Le Tchad est une source d’intérêt pour Moscou

Sur la visite de M. Shugaley, tout comme au sujet de la visite du président de la transition à Moscou en janvier, une source proche du gouvernement évoque sous couvert d’anonymat un « événement insignifiant. Pourquoi ne commente-t-on jamais l’arrivée d’un Turc ou d’un Chinois ?, feint-elle de s’interroger. Les Occidentaux sont obsédés par la Russie au point d’oublier que nous avons une armée assez puissante pour ne pas avoir de besoin de recourir à des paramilitaires ».

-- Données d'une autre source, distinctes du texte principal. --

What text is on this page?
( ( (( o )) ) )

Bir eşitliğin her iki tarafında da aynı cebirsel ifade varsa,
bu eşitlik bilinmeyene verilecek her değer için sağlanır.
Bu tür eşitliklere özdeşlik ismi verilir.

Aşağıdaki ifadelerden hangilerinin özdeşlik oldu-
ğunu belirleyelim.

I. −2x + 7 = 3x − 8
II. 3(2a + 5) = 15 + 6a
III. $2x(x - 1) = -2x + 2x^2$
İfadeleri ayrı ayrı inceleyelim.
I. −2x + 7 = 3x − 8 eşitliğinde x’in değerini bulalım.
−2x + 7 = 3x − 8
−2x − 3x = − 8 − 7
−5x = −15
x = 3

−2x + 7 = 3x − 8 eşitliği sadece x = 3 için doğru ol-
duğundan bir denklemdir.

A N’Djamena, les résultats du premier tour de la présidentielle sont attendus dans un climat de suspicion mêlé de fébrilité. Les partisans de chaque camp revendiquent la victoire sur les réseaux sociaux et soupçonnent l’autre d’être soutenu par des puissances étrangères. Ce contexte pourrait-il être mis à profit par les opérateurs d’influence ?

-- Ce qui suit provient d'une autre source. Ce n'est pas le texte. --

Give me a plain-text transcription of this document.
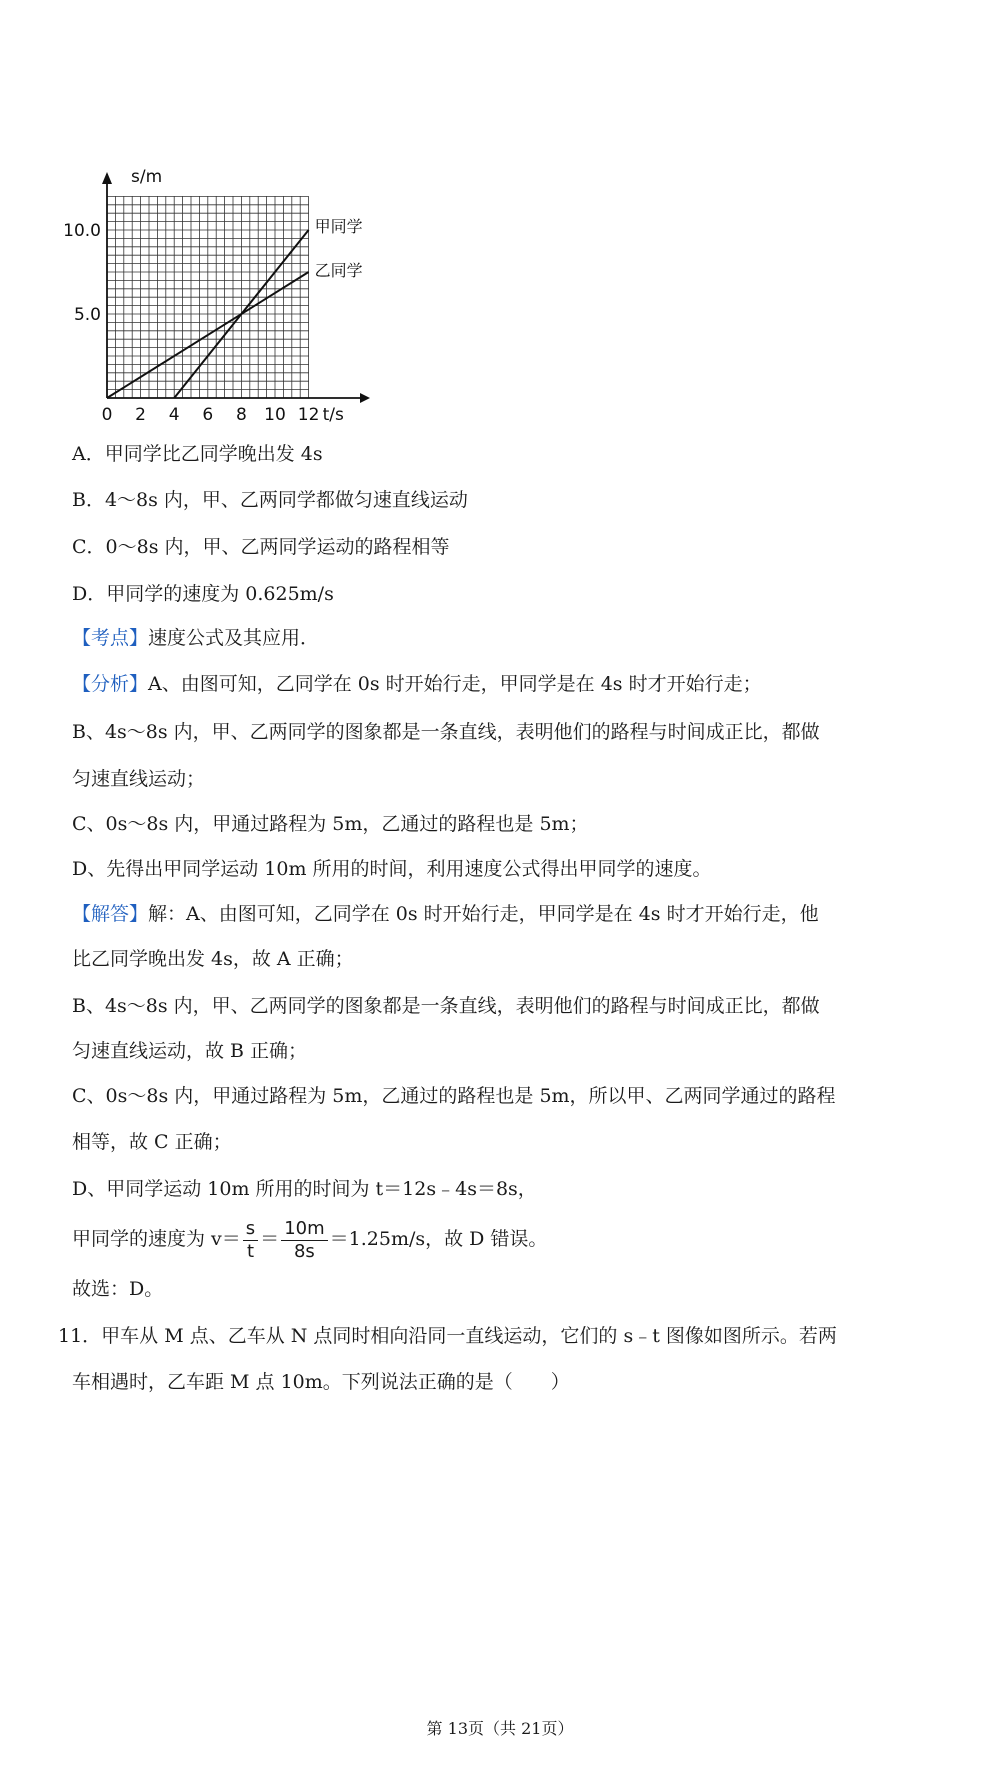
甲同学
乙同学
0 2 4 6 8 10 12
5.0
10.0
s/m
t/s
A．甲同学比乙同学晚出发 4s
B．4～8s 内，甲、乙两同学都做匀速直线运动
C．0～8s 内，甲、乙两同学运动的路程相等
D．甲同学的速度为 0.625m/s
【考点】速度公式及其应用．
【分析】A、由图可知，乙同学在 0s 时开始行走，甲同学是在 4s 时才开始行走；
B、4s～8s 内，甲、乙两同学的图象都是一条直线，表明他们的路程与时间成正比，都做
匀速直线运动；
C、0s～8s 内，甲通过路程为 5m，乙通过的路程也是 5m；
D、先得出甲同学运动 10m 所用的时间，利用速度公式得出甲同学的速度。
【解答】解：A、由图可知，乙同学在 0s 时开始行走，甲同学是在 4s 时才开始行走，他
比乙同学晚出发 4s，故 A 正确；
B、4s～8s 内，甲、乙两同学的图象都是一条直线，表明他们的路程与时间成正比，都做
匀速直线运动，故 B 正确；
C、0s～8s 内，甲通过路程为 5m，乙通过的路程也是 5m，所以甲、乙两同学通过的路程
相等，故 C 正确；
D、甲同学运动 10m 所用的时间为 t＝12s﹣4s＝8s，
甲同学的速度为 $v= \frac{s}{t} = \frac{10m}{8s} =1.25m/s$，故 D 错误。
故选：D。
11．甲车从 M 点、乙车从 N 点同时相向沿同一直线运动，它们的 s﹣t 图像如图所示。若两
车相遇时，乙车距 M 点 10m。下列说法正确的是（　　）
第 13页（共 21页）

De par sa position et sa relation ambiguë avec l’ancienne puissance coloniale, le Tchad est une source d’intérêt pour Moscou. « Le potentiel des relations entre la Russie et le Tchad est beaucoup plus élevé que le niveau auquel elles se trouvent aujourd’hui », répond sibyllin Maksim Shugaley interrogé sur l’avenir de cette coopération, avant d’ajouter qu’il envisage de « revenir au Tchad très bientôt pour l’investiture du nouveau président ».